Intelligent Workload Management
(IWM) policies in Atlas are load-shedding, meaning they reject or
terminate operations to keep the cluster healthy under overload. When
these policies act, your application might see new errors for operations
that the server rejected or terminated due to server overload. These
overload errors have the SystemOverloadedError label.
The following load-shedding IWM policies return errors when they reject or terminate operations:
When the Adaptive Operation Rate Limiter rejects operations, the
server returns an error with the
IngressOperationRateLimitExceeded code. For example:
{ "ok": 0.0, "errmsg": "Request rejected: ingress operation rate limit exceeded", "code": 463, "codeName": "IngressOperationRateLimitExceeded", "errorLabels": ["SystemOverloadedError", "RetryableError", "NoWritesPerformed"] }
IngressOperationRateLimitExceeded errors have the
SystemOverloadedError label, which indicates that the server is
overloaded and shedding load. This label on its own does not mean
that the operation can be safely retried.
To determine if an error is retryable, check for the following labels:
RetryableError- the operation was not executed and is safe to retryNoWritesPerformed- the server rejected the operation at ingress, before performing any writes
To learn how to implement retry logic for overload errors, see Handling Overload Errors.
When Query Sentinel terminates inefficient, long-running query
operations, the server returns an error with the
InterruptedDueToOverload code. For example:
{ "ok": 0, "errmsg": "operation was interrupted", "code": 473, "codeName": "InterruptedDueToOverload", "errorLabels": ["SystemOverloadedError"] }
InterruptedDueToOverload errors have the
SystemOverloadedError label, which indicates that the server is
overloaded and shedding load.
An InterruptedDueToOverload error means that the server
terminated the operation to protect cluster stability. This error is
not designated as retryable and does not include the
RetryableError label. If you retry the operation, ensure that it
is idempotent and wait before retrying so you do not contribute to
overload. Use exponential backoff and jitter in your retry logic. To
learn more, see Handling Overload Errors.
Backpressure-Aware Client Libraries Versions
Backpressure-aware drivers and other client libraries automatically recognize
overload errors with the SystemOverloadedError label and treat them as a
signal of overload. If the error has a label that induces a retry, including the
RetryableError label, the backpressure-aware client library automatically retries
the operation with exponential backoff and jitter.

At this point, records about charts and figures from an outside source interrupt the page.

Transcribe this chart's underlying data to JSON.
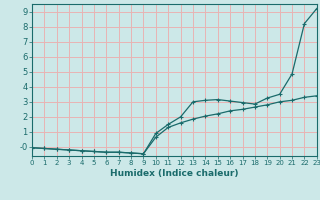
{
  "xlabel": "Humidex (Indice chaleur)",
  "xlim": [
    0,
    23
  ],
  "ylim": [
    -0.6,
    9.5
  ],
  "xticks": [
    0,
    1,
    2,
    3,
    4,
    5,
    6,
    7,
    8,
    9,
    10,
    11,
    12,
    13,
    14,
    15,
    16,
    17,
    18,
    19,
    20,
    21,
    22,
    23
  ],
  "yticks": [
    0,
    1,
    2,
    3,
    4,
    5,
    6,
    7,
    8,
    9
  ],
  "background_color": "#cce8e8",
  "grid_color": "#e8b4b4",
  "line_color": "#1a6b6b",
  "curve1_x": [
    0,
    1,
    2,
    3,
    4,
    5,
    6,
    7,
    8,
    9,
    10,
    11,
    12,
    13,
    14,
    15,
    16,
    17,
    18,
    19,
    20,
    21,
    22,
    23
  ],
  "curve1_y": [
    -0.05,
    -0.1,
    -0.15,
    -0.2,
    -0.25,
    -0.3,
    -0.35,
    -0.35,
    -0.4,
    -0.45,
    0.65,
    1.3,
    1.6,
    1.85,
    2.05,
    2.2,
    2.4,
    2.5,
    2.65,
    2.8,
    3.0,
    3.1,
    3.3,
    3.4
  ],
  "curve2_x": [
    0,
    1,
    2,
    3,
    4,
    5,
    6,
    7,
    8,
    9,
    10,
    11,
    12,
    13,
    14,
    15,
    16,
    17,
    18,
    19,
    20,
    21,
    22,
    23
  ],
  "curve2_y": [
    -0.05,
    -0.1,
    -0.15,
    -0.2,
    -0.25,
    -0.3,
    -0.35,
    -0.35,
    -0.4,
    -0.45,
    0.9,
    1.5,
    2.0,
    3.0,
    3.1,
    3.15,
    3.05,
    2.95,
    2.85,
    3.25,
    3.5,
    4.85,
    8.2,
    9.2
  ]
}
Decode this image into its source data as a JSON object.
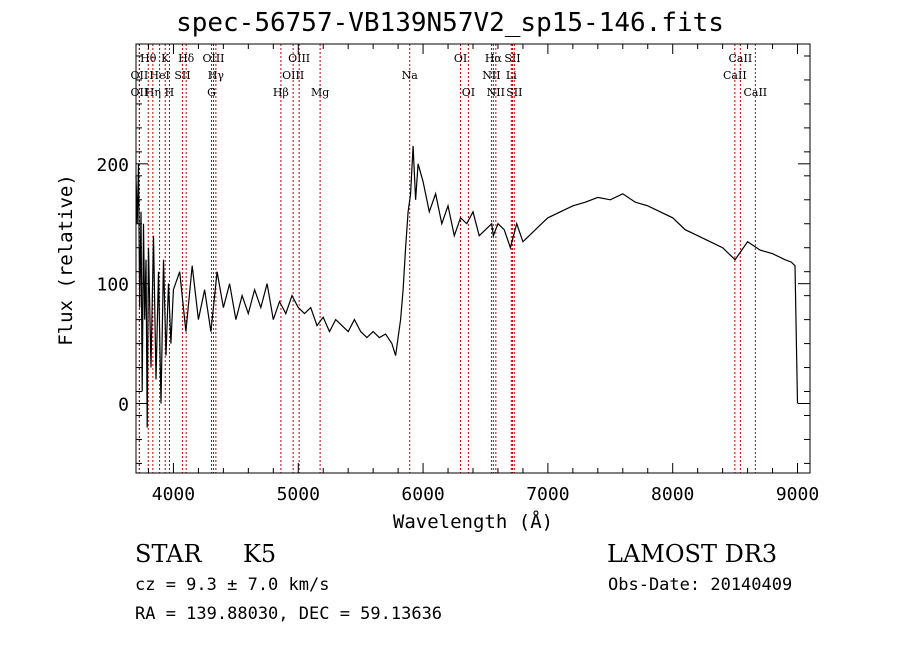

The following table lists the earliest client library versions that are backpressure-aware:
Client Library | Earliest Backpressure-Aware Version |
|---|---|
C Driver | 2.3 |
C++ Driver | 4.3 |
.NET/C# Driver | 3.8 |
Go Driver | 2.6 |
Java Sync Driver | 5.7 |
Java Reactive Streams Driver | 5.7 |
Kotlin Coroutine Driver | 5.7 |
Kotlin Sync Driver | 5.7 |
Node.js Driver | 7.2 |
PHP Library | 2.3 |
PyMongo | 4.17 |
Scala Driver | 5.7 |
If you are using a backpressure-aware client library, you don't need to implement any additional retry logic to handle overload errors from IWM policies. If you are not using a backpressure-aware client library, see Handling Overload Errors for guidance.
Handling Overload Errors
If you are not using a backpressure-aware client library, see the following procedure for examples of how to implement error detection and retry logic with exponential backoff to handle overload errors:
Use the following procedure to implement utilities to detect overload errors and retry with exponential backoff.
Guidelines for Safe Overload Retries
When retrying operations that failed with overload errors, use the following guidelines to avoid contributing to overload and to increase the chances of successful retries:
Limit your retry attempts: Use a maximum of 2 retries per operation. Higher limits reduce error rates but increase server load during overload, while fewer retry attempts can reduce server load but increase errors rates.
Apply selectively: Use this pattern only for latency-sensitive or business-critical operations. For background workloads, log errors and retry at a higher level with longer delays.